Tien Huynh, professeur associé au RMIT à l’École des sciences, contributeur à l’équipe des plantes du projet, est chargé de déterminer quelles plantes sont adaptées au voyage. Son équipe a testé plus de 20 types de plantes, essayant de trouver la plus adaptée.
L’une de ces options est le colza, une plante à fleurs jaunes qui a une gamme d’utilisations industrielles et alimentaires.
« Nous savons que certaines plantes poussent différemment dans des conditions de gravité modifiées, mais nous ne comprenons pas encore pleinement comment et pourquoi », a-t-elle déclaré. « De plus, l’environnement lunaire hostile a une atmosphère mince, des températures qui changent rapidement et des propriétés de sol relativement médiocres, ce qui signifie que tout ce que nous cultivons à la surface devra être robuste.
« L’espace est la prochaine frontière.
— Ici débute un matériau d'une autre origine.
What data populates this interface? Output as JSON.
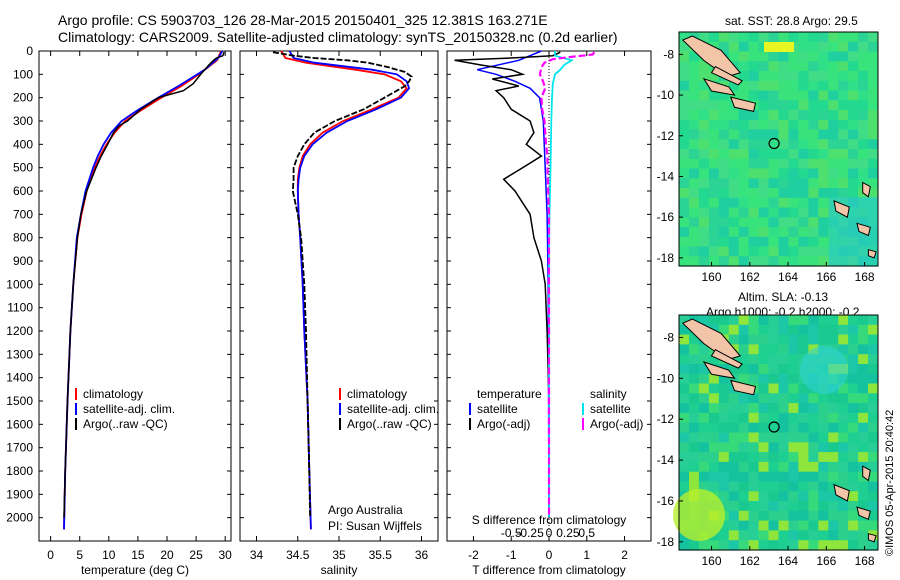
{
  "header": {
    "line1": "Argo profile: CS 5903703_126 28-Mar-2015 20150401_325 12.381S 163.271E",
    "line2": "Climatology: CARS2009. Satellite-adjusted climatology: synTS_20150328.nc (0.2d earlier)"
  },
  "colors": {
    "clim": "#ff0000",
    "sat": "#0000ff",
    "argo": "#000000",
    "sal_sat": "#00e5ee",
    "sal_argo": "#ff00ff"
  },
  "chart_data": [
    {
      "type": "line",
      "xlabel": "temperature (deg C)",
      "xlim": [
        -2,
        31
      ],
      "ylim": [
        2100,
        0
      ],
      "xticks": [
        0,
        5,
        10,
        15,
        20,
        25,
        30
      ],
      "yticks": [
        0,
        100,
        200,
        300,
        400,
        500,
        600,
        700,
        800,
        900,
        1000,
        1100,
        1200,
        1300,
        1400,
        1500,
        1600,
        1700,
        1800,
        1900,
        2000
      ],
      "legend": [
        "climatology",
        "satellite-adj. clim.",
        "Argo(..raw -QC)"
      ],
      "series": [
        {
          "name": "climatology",
          "depth": [
            0,
            40,
            100,
            150,
            200,
            250,
            300,
            350,
            400,
            450,
            500,
            600,
            700,
            800,
            1000,
            1200,
            1500,
            1800,
            2050
          ],
          "values": [
            29.3,
            28.6,
            25.5,
            22.5,
            19.0,
            15.8,
            12.8,
            11.0,
            9.6,
            8.5,
            7.6,
            6.2,
            5.3,
            4.6,
            3.9,
            3.4,
            2.9,
            2.5,
            2.3
          ]
        },
        {
          "name": "satellite-adj. clim.",
          "depth": [
            0,
            30,
            80,
            150,
            200,
            250,
            300,
            350,
            400,
            450,
            500,
            600,
            700,
            800,
            1000,
            1200,
            1500,
            1800,
            2050
          ],
          "values": [
            29.5,
            28.8,
            26.5,
            22.0,
            18.5,
            15.2,
            12.2,
            10.4,
            9.1,
            8.1,
            7.3,
            6.0,
            5.2,
            4.5,
            3.9,
            3.4,
            2.9,
            2.5,
            2.3
          ]
        },
        {
          "name": "Argo(..raw -QC)",
          "depth": [
            5,
            20,
            30,
            40,
            60,
            100,
            140,
            170,
            200,
            250,
            300,
            320,
            350,
            400,
            450,
            500,
            600,
            700,
            800,
            1000,
            1200,
            1500,
            1800,
            2000
          ],
          "values": [
            29.8,
            29.6,
            28.5,
            28.0,
            27.2,
            25.8,
            24.5,
            22.8,
            18.5,
            15.5,
            13.2,
            11.8,
            10.8,
            9.8,
            8.7,
            7.8,
            6.2,
            5.2,
            4.6,
            3.9,
            3.4,
            2.9,
            2.5,
            2.3
          ]
        }
      ]
    },
    {
      "type": "line",
      "xlabel": "salinity",
      "xlim": [
        33.8,
        36.2
      ],
      "ylim": [
        2100,
        0
      ],
      "xticks": [
        34,
        34.5,
        35,
        35.5,
        36
      ],
      "legend": [
        "climatology",
        "satellite-adj. clim.",
        "Argo(..raw -QC)"
      ],
      "annotation": [
        "Argo Australia",
        "PI: Susan Wijffels"
      ],
      "series": [
        {
          "name": "climatology",
          "depth": [
            0,
            30,
            50,
            80,
            100,
            130,
            160,
            200,
            250,
            300,
            350,
            400,
            450,
            500,
            550,
            600,
            700,
            800,
            1000,
            1200,
            1500,
            1800,
            2050
          ],
          "values": [
            34.3,
            34.35,
            34.6,
            35.2,
            35.55,
            35.75,
            35.82,
            35.72,
            35.4,
            35.05,
            34.8,
            34.65,
            34.56,
            34.52,
            34.5,
            34.5,
            34.51,
            34.53,
            34.56,
            34.58,
            34.62,
            34.64,
            34.66
          ]
        },
        {
          "name": "satellite-adj. clim.",
          "depth": [
            0,
            30,
            50,
            80,
            100,
            130,
            160,
            200,
            250,
            300,
            350,
            400,
            450,
            500,
            550,
            600,
            700,
            800,
            1000,
            1200,
            1500,
            1800,
            2050
          ],
          "values": [
            34.4,
            34.45,
            34.7,
            35.4,
            35.7,
            35.82,
            35.85,
            35.75,
            35.45,
            35.1,
            34.85,
            34.68,
            34.58,
            34.53,
            34.51,
            34.5,
            34.51,
            34.53,
            34.56,
            34.58,
            34.62,
            34.64,
            34.66
          ]
        },
        {
          "name": "Argo(..raw -QC)",
          "depth": [
            5,
            20,
            30,
            40,
            50,
            70,
            90,
            110,
            130,
            150,
            170,
            200,
            250,
            300,
            350,
            400,
            450,
            500,
            550,
            600,
            650,
            700,
            800,
            1000,
            1200,
            1500,
            1800,
            2000
          ],
          "values": [
            34.2,
            34.45,
            34.7,
            35.1,
            35.35,
            35.6,
            35.8,
            35.88,
            35.85,
            35.8,
            35.7,
            35.55,
            35.3,
            34.95,
            34.7,
            34.58,
            34.5,
            34.45,
            34.45,
            34.44,
            34.47,
            34.5,
            34.54,
            34.58,
            34.6,
            34.62,
            34.64,
            34.65
          ]
        }
      ]
    },
    {
      "type": "line",
      "xlabel": "T difference from climatology",
      "xlabel2": "S difference from climatology",
      "xlim": [
        -2.7,
        2.7
      ],
      "ylim": [
        2100,
        0
      ],
      "xticks": [
        -2,
        -1,
        0,
        1,
        2
      ],
      "xticks_S": [
        "-0.5",
        "-0.25",
        "0",
        "0.25",
        "0.5"
      ],
      "legend": [
        "temperature",
        "satellite",
        "Argo(-adj)",
        "salinity",
        "satellite",
        "Argo(-adj)"
      ],
      "series": [
        {
          "name": "temperature satellite",
          "depth": [
            0,
            40,
            80,
            100,
            130,
            160,
            200,
            300,
            500,
            700,
            1000,
            2000
          ],
          "values": [
            -0.2,
            -0.8,
            -1.9,
            -1.4,
            -0.9,
            -0.5,
            -0.25,
            -0.15,
            -0.1,
            -0.05,
            -0.02,
            0.0
          ]
        },
        {
          "name": "temperature Argo(-adj)",
          "depth": [
            5,
            20,
            30,
            40,
            60,
            80,
            100,
            120,
            150,
            170,
            200,
            250,
            300,
            350,
            400,
            450,
            500,
            550,
            600,
            700,
            800,
            900,
            1000,
            1200,
            1500,
            1800,
            2000
          ],
          "values": [
            0.3,
            0.1,
            -1.0,
            -2.5,
            -1.8,
            -1.0,
            -0.7,
            -1.5,
            -0.8,
            -1.4,
            -1.2,
            -1.0,
            -0.5,
            -0.4,
            -0.6,
            -0.2,
            -0.7,
            -1.2,
            -0.9,
            -0.5,
            -0.4,
            -0.2,
            -0.1,
            -0.05,
            0.0,
            0.0,
            0.0
          ]
        },
        {
          "name": "salinity satellite",
          "depth": [
            0,
            20,
            40,
            60,
            80,
            100,
            140,
            200,
            300,
            500,
            800,
            1200,
            2000
          ],
          "values": [
            0.08,
            0.08,
            0.3,
            0.2,
            0.15,
            0.08,
            0.05,
            0.04,
            0.03,
            0.02,
            0.0,
            0.0,
            0.0
          ]
        },
        {
          "name": "salinity Argo(-adj)",
          "depth": [
            5,
            15,
            25,
            35,
            50,
            70,
            100,
            130,
            160,
            200,
            250,
            300,
            350,
            400,
            450,
            500,
            600,
            700,
            900,
            1200,
            1600,
            2000
          ],
          "values": [
            0.6,
            0.58,
            0.3,
            0.05,
            -0.06,
            -0.1,
            -0.12,
            -0.08,
            -0.05,
            -0.1,
            -0.09,
            -0.06,
            -0.05,
            -0.04,
            -0.02,
            -0.02,
            -0.01,
            0.0,
            0.0,
            0.0,
            0.0,
            0.0
          ]
        }
      ]
    }
  ],
  "maps": [
    {
      "title": "sat. SST: 28.8 Argo: 29.5",
      "xticks": [
        160,
        162,
        164,
        166,
        168
      ],
      "yticks": [
        -8,
        -10,
        -12,
        -14,
        -16,
        -18
      ],
      "xlim": [
        158.3,
        168.7
      ],
      "ylim": [
        -18.4,
        -6.9
      ],
      "marker": [
        163.27,
        -12.38
      ]
    },
    {
      "title_line1": "Altim. SLA: -0.13",
      "title_line2": "Argo h1000: -0.2 h2000: -0.2",
      "xticks": [
        160,
        162,
        164,
        166,
        168
      ],
      "yticks": [
        -8,
        -10,
        -12,
        -14,
        -16,
        -18
      ],
      "xlim": [
        158.3,
        168.7
      ],
      "ylim": [
        -18.4,
        -6.9
      ],
      "marker": [
        163.27,
        -12.38
      ]
    }
  ],
  "credit": "©IMOS 05-Apr-2015 20:40:42"
}
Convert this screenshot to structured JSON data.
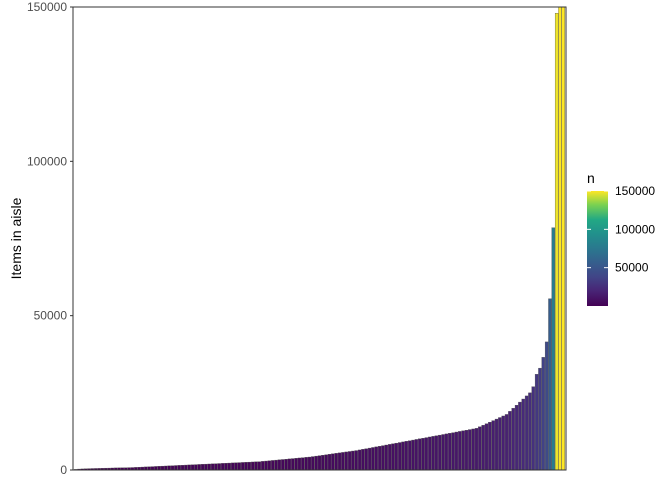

Le jeu final est d’aller sur Mars qui est très inhabitable. Nous pourrions envisager d’avoir des centres de plantes dans l’espace pour cultiver des aliments comestibles pour nous. Il y a un territoire très inexploré. Les Australiens ne sont pas connus pour l’exploration spatiale, mais cela pourrait être une chance d’avoir notre nom là-bas.